NPCs can make the party interact.
No one wants to speak up at camp? Make the NPC speak up and say something. People will rarely stay quiet if another person is speaking and will interact in some way.
Is the NPC competent or incompetent? If the NPC is incompetent make the party have to constantly watch the NPC AND the environment so that the NPC will not die. If the NPC is competent make the NPC compete with the party and start some interactions this way.
NPCs can make the group interact with the environment and the NPC, but how would you go about interacting with the environment?
We have already talked about non-combat random encounters when traveling in D&D, but what about food?
Not every game makes players keep track of how they supply themselves or even manage their resources, but traveling can be a great time to do so.
If the party is traveling, they may not be going to a place where they can resupply. How will the party eat for the entirety of their journey?
This is where you can make some minigames happen.
A game could be as simple as this.
-Roll for luck to find prey (Straight roll)
-Roll for stealth
-Roll for attack
This is a little boring, so we can add choices to each minigame!
-Roll for luck.
You are able to see a bird and a rabbit. The bird is in flight, which do you chose to go after?
-Roll for stealth.
The rabbit is eating grass.

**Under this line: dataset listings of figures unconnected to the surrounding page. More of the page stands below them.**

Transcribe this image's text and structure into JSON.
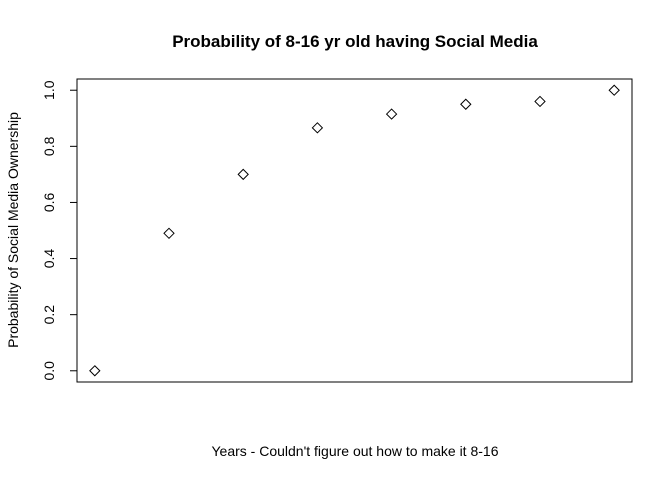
{
  "chart_data": {
    "type": "scatter",
    "title": "Probability of 8-16 yr old having Social Media",
    "xlabel": "Years -  Couldn't figure out how to make it 8-16",
    "ylabel": "Probability of Social Media Ownership",
    "x": [
      1,
      2,
      3,
      4,
      5,
      6,
      7,
      8
    ],
    "y": [
      0.0,
      0.49,
      0.7,
      0.866,
      0.915,
      0.95,
      0.96,
      1.0
    ],
    "xlim": [
      0.76,
      8.24
    ],
    "ylim": [
      -0.04,
      1.04
    ],
    "y_ticks": [
      0.0,
      0.2,
      0.4,
      0.6,
      0.8,
      1.0
    ],
    "y_tick_labels": [
      "0.0",
      "0.2",
      "0.4",
      "0.6",
      "0.8",
      "1.0"
    ],
    "marker": "diamond",
    "x_axis_shown": false,
    "grid": false,
    "legend": "none"
  }
}
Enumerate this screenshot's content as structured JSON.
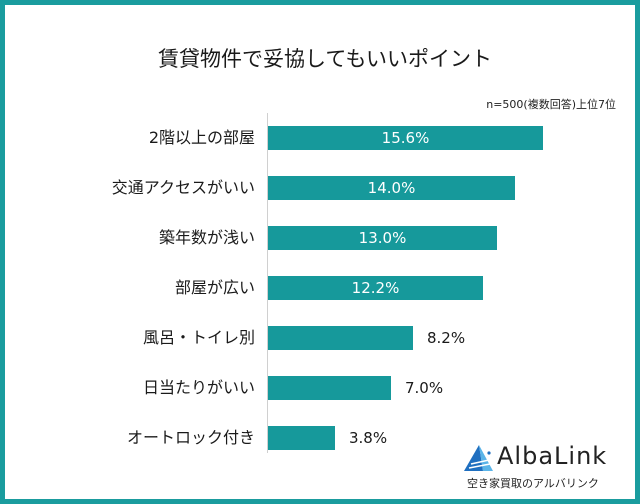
{
  "chart_data": {
    "type": "bar",
    "orientation": "horizontal",
    "title": "賃貸物件で妥協してもいいポイント",
    "subtitle": "n=500(複数回答)上位7位",
    "categories": [
      "2階以上の部屋",
      "交通アクセスがいい",
      "築年数が浅い",
      "部屋が広い",
      "風呂・トイレ別",
      "日当たりがいい",
      "オートロック付き"
    ],
    "values": [
      15.6,
      14.0,
      13.0,
      12.2,
      8.2,
      7.0,
      3.8
    ],
    "value_labels": [
      "15.6%",
      "14.0%",
      "13.0%",
      "12.2%",
      "8.2%",
      "7.0%",
      "3.8%"
    ],
    "xlabel": "",
    "ylabel": "",
    "grid": false,
    "legend": "none",
    "bar_color": "#16999b"
  },
  "logo": {
    "name": "AlbaLink",
    "tagline": "空き家買取のアルバリンク"
  },
  "colors": {
    "border": "#1a9c9e",
    "bar": "#16999b"
  }
}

Do you want to get closer for a better shot or just try to stay out of sight?
This can lower the DC to hit the rabbit or make it harder which presents a choice.
-Roll for attack
You can have the player choose how to attack the creature, but one option that I encourage is to make all of these rolls straight survival. A normal attack is extremely easy for a player and makes the previous step pointless.
In addition to this, when attacking a player just has to hit their target. When hunting a player has to not be noticed and hit. This is a little different from a normal attack roll and highlights a skill that is rarely used.
This is why we should reward backgrounds that are applicable.
Traveling in D&D can involve many activities. If a player has the outlander background hunting could be significantly easier than it is for a fighter.
If a caravan comes by a person with a merchant background can have a significantly easier time interacting, and can have a background.
If this happens, players will start to look at their character sheets and try to use anything that can be useful.
This is what you want from your players. Make them find anything and everything that they can, and have them use it.
Once your players start getting deeply invested into their characters your game will become more engaging, interesting, and fun.
Once players are more invested, discoveries can be sprung upon players.
Who has played a video game and deviated from the main quest in order to satiate their own curiosity?
You might find a ruin, tomb, quest, something that pulls you away from what you are supposed to do. Once you finish this quest, another is right around the corner. This keeps happening until hours have passed and you have no idea where you were in the main quest, but wait, there is another interesting thing!
Why not include these discoveries into your game? Make the world seem vibrant and alive with constant discovery.
If your game is not heavily focused on a linear narrative let players discover things.
Your players now will start to feel like the world is huge, alive, and an engaging place. Give players a chance to make choices.
If players choose something different from the main plot, dungeon masters can repurpose this later and use it in the adventure.
Traveling in D&D should not be annoying.
Always ask yourself what is the point of anything that you make your players do. If there is no point, just skip past it. If there is a point, make sure to give the players a choice.
Player choice is key in making the world come alive. Without it all the fancy descriptions, random encounters, and amount of downtime mean nothing.
This has been Wizo and keep rolling!